İslamın özü sevgidir
“Allah, yakında, sizinle, aranızda düşmanlık bulunan kimseler arasında bir sevgi var edecektir. Allah her şeye gücü yetendir. Allah çok bağışlayan, çok müşfik olandır.” (Mümtahine, 7) ayetinde, düşmanlığı da sevgiye dönüştüren bir yaklaşım görülmektedir.
“İman etmedikçe cennete giremezsiniz, birbirinizi sevmedikçe de (gerçek anlamda) iman etmiş olamazsınız.” (Müslim, İmân, 93; Tirmizî, Sıfâtu’l-Kıyâme, 56) hadisinde insanların birbirini sevmesi ile iman bir arada tutulmuş, sevgi imana koşul olarak sunulmuştur. Cennete kavuşmanın yolu olarak sevgiyi öneren Rabbimiz, insanların birbirini sevmesini istemekte ve “Çok Seven” olarak karşımıza çıkmaktadır.
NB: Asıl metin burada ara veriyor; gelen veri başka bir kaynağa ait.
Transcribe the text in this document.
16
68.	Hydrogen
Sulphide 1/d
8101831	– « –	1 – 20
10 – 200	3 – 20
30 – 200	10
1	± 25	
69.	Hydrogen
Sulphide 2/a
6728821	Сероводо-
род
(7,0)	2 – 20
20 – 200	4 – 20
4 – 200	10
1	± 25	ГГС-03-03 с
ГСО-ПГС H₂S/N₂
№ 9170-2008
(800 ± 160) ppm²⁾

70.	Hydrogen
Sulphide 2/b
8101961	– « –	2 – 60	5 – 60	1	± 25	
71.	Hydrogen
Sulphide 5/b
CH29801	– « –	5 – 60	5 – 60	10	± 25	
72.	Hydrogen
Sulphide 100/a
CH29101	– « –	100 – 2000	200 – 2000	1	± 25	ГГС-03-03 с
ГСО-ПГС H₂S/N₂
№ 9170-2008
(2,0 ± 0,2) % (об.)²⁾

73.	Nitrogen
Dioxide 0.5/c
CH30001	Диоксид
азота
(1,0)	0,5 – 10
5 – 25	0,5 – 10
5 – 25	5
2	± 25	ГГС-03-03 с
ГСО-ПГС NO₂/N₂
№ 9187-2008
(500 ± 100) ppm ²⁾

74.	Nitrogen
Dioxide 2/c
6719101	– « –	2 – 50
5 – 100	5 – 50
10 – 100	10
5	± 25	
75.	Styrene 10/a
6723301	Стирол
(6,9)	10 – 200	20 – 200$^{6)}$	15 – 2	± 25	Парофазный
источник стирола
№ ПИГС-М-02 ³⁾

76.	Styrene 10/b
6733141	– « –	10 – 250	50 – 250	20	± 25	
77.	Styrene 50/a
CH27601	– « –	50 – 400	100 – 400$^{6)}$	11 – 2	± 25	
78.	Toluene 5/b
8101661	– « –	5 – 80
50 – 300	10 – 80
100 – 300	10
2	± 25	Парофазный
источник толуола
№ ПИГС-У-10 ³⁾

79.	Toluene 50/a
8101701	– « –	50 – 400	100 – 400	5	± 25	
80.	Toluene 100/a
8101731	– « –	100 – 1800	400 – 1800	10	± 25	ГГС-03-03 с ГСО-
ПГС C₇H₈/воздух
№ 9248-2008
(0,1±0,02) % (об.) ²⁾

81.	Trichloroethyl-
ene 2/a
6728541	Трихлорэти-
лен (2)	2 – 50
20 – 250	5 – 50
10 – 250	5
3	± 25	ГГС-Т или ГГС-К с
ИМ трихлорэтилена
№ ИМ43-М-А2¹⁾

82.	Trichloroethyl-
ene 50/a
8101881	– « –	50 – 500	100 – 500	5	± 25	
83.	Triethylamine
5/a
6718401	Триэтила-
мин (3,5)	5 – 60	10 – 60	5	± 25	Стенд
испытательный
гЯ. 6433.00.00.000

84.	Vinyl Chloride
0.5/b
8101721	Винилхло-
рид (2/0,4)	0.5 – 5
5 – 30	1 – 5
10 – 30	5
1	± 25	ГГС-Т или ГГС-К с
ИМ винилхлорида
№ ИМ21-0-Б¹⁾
Sevgi temeline dayanan vahiy sürecinde, bu değer Kur’an’ da en derin ifadesini bulmuştur:
“(O zaman Musa, Allah’a seslenerek): “ Ey Rabbim! Beni ve kardeşimi bağışla ve bizi sevgi ve şefkatine kabul et; çünkü Sen, sevgi ve şefkat gösterenler içinde en çok sevgi ve şefkat gösterensin!” demişti.” (Araf, 151)
Enbiya Suresinin 107. ayetinde, Hz. Peygamber’e şöyle seslenilmektedir: “Biz, seni alemlere, sadece sevgimizin bir açılımı, bir sevgi pınarı olarak gönderdik.”
En’am Suresi 12. ayette Allah, sevgiyi kendine zorunluluk olarak görmüştür. (O, sevgiyi kendine zorunlu kılmıştır)
Bu ayeti peygamberimizin bir yaşantısıyla örnekleyebiliriz:
“Hz. Peygamber’ in huzuruna bir takım esirler gelmişti. Bunların içinde emzikli bir kadın vardı. Çocuğu kaybolmuştu. Kadın göğsüne biriken sütü sağıyor, çocuklara verip emziriyordu, esirler arasında çocuğunu bulunca hemen alıp onu sinesine bastı ve derin bir şefkatle çocuğunu emzirmeye başladı. Bu yüksek şefkat tablosunu görünce Hz. Peygamber yanındakilere şunu sordu:
- Şu kadının kendi çocuğunu ateşe atacağını sanır mısınız?
Yanındakiler hayır, atmamaya gücü yettikçe atmaz dedi.
Hz. Peygamber:
- İşte Yüce Allah kullarına bu kadının çocuğuna şefkatinden daha merhametlidir, diye cevap verdi.” (Kitabu’l- Edeb 28).
Yaradanı “seven” olarak algılayan birey için kendisi de “sevilen” olacaktır.